Polymorphic cross-seeding amyloid assemblies of amyloid-ß and human islet amyloid polypeptide.

Epidemiological studies have shown that the development of Alzheimer's disease (AD) is associated with type 2 diabetes (T2D), but it still remains unclear how AD and T2D are connected. Heterologous cross-seeding between the causative peptides of Aß and hIAPP may represent a molecular link between AD and T2D. Here, we computationally modeled and simulated a series of cross-seeding double-layer assemblies formed by Aß and hIAPP peptides using all-atom and coarse-gained molecular dynamics (MD) simulations.
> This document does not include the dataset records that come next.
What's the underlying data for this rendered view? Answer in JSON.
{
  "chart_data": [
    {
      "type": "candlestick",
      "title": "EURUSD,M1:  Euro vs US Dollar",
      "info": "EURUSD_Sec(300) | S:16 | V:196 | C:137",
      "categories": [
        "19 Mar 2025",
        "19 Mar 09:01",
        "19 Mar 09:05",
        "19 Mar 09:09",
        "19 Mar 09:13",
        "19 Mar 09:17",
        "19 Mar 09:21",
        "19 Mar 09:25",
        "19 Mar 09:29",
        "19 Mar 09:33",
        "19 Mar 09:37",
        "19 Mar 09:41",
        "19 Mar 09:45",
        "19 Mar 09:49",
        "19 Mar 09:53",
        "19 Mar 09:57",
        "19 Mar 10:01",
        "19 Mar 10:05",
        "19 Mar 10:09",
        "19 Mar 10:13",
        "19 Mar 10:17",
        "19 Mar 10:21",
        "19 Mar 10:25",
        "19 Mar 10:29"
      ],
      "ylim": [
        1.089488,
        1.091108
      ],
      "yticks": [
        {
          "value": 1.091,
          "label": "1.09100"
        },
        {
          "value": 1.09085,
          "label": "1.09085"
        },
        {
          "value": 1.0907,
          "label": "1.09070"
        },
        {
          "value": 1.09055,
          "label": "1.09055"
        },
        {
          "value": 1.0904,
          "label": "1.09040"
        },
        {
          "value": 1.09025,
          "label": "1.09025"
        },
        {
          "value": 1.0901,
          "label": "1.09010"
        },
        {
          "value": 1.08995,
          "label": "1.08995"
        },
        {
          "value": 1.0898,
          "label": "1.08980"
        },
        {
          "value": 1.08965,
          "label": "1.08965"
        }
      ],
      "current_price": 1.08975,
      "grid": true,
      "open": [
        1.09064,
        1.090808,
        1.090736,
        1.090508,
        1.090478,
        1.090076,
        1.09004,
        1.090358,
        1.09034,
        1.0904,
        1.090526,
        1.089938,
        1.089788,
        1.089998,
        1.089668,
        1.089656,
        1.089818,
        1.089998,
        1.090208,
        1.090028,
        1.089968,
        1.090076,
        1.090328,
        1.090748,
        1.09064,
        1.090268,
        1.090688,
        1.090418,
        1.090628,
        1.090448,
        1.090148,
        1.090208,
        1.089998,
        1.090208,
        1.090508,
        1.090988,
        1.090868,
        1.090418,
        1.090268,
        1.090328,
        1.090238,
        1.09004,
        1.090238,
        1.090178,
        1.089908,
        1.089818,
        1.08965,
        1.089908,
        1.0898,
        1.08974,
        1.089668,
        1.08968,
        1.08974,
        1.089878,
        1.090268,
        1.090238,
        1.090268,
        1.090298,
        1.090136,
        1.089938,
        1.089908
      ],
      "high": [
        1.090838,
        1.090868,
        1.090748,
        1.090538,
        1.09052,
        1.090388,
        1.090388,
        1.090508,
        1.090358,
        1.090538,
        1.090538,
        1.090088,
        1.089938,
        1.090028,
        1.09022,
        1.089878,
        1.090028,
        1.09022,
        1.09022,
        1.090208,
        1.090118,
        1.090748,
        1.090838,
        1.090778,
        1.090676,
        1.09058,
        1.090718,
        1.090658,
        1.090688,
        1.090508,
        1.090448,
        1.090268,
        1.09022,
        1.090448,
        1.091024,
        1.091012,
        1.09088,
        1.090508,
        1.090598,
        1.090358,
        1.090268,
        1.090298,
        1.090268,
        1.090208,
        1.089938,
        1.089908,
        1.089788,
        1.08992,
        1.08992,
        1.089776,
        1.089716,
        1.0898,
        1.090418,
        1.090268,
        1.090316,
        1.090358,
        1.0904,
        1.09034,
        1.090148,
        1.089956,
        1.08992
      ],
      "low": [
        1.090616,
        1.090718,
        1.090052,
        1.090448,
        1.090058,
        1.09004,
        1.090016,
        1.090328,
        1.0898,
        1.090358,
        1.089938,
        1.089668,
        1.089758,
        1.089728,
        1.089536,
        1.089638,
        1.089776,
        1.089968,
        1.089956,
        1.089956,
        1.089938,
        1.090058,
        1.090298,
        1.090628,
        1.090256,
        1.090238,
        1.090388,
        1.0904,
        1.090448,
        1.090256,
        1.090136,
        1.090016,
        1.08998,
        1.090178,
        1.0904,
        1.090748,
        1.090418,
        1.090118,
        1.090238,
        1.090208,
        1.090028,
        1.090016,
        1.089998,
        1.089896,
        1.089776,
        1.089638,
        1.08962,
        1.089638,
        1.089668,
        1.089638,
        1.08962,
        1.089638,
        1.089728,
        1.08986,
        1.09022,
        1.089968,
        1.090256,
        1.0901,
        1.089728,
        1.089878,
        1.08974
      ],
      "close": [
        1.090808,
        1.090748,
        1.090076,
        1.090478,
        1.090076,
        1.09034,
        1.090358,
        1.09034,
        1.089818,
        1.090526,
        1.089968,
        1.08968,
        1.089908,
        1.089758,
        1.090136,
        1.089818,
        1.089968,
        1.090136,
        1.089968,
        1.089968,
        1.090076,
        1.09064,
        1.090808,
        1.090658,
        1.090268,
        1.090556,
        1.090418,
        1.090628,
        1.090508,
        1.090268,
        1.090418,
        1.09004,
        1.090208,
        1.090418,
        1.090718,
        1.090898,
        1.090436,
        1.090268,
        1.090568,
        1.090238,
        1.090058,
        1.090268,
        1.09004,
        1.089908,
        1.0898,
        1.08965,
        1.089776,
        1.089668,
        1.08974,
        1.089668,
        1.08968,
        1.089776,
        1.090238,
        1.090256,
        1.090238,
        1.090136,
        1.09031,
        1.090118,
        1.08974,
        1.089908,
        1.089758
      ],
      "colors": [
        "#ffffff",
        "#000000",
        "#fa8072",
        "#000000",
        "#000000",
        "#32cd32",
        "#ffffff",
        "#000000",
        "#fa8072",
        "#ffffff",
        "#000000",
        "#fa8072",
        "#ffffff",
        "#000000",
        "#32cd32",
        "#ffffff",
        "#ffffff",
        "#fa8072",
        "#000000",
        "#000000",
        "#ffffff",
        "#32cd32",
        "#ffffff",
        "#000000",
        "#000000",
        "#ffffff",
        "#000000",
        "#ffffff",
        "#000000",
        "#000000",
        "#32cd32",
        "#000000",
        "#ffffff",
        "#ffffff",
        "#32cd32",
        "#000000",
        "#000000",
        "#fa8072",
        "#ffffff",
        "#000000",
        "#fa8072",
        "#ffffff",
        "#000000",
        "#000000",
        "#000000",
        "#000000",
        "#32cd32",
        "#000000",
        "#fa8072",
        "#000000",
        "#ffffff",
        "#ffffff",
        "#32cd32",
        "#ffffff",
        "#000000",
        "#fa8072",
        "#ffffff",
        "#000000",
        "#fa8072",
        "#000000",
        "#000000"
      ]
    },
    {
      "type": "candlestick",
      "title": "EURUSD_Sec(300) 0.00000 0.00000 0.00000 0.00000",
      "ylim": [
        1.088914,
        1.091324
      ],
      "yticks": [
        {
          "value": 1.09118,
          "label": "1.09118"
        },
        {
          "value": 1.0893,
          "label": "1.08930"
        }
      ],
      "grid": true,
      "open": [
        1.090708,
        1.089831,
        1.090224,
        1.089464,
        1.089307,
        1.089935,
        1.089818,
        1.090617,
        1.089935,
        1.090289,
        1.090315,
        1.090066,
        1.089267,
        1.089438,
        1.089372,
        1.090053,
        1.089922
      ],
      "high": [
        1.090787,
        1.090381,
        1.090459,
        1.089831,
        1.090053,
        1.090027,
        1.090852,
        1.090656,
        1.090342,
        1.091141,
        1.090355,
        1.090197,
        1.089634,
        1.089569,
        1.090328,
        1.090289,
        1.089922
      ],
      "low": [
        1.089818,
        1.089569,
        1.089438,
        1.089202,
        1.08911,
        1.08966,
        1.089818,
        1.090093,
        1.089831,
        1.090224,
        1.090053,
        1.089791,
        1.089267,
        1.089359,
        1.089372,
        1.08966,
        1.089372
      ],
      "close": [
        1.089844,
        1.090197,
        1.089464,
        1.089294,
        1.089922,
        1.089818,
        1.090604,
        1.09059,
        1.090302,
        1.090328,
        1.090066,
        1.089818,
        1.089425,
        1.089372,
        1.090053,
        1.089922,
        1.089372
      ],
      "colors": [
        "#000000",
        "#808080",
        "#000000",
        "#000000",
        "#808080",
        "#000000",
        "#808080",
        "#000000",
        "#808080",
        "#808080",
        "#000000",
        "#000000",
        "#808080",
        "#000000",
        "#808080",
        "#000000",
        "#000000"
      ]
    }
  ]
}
The cross-seeding Aß-hIAPP assemblies showed a wide range of polymorphic structures via a combination of four ß-sheet-to-ß-sheet interfaces and two packing orientations, focusing on a comparison of different matches of ß-sheet layers. Two cross-seeding Aß-hIAPP assemblies with different interfacial ß-sheet packings exhibited high structural stability and favorable interfacial interactions in both oligomeric and fibrillar states. Both Aß-hIAPP assemblies displayed interfacial dehydration to different extents, which in turn promoted Aß-hIAPP association depending on interfacial polarity and geometry. Furthermore, computational mutagenesis studies revealed that disruption of interfacial salt bridges largely disfavor the ß-sheet-to-ß-sheet association, highlighting the importance of salt bridges in the formation of cross-seeding assemblies. This work provides atomic-level information on the cross-seeding interactions between Aß and hIAPP, which may be involved in the interplay between these two disorders.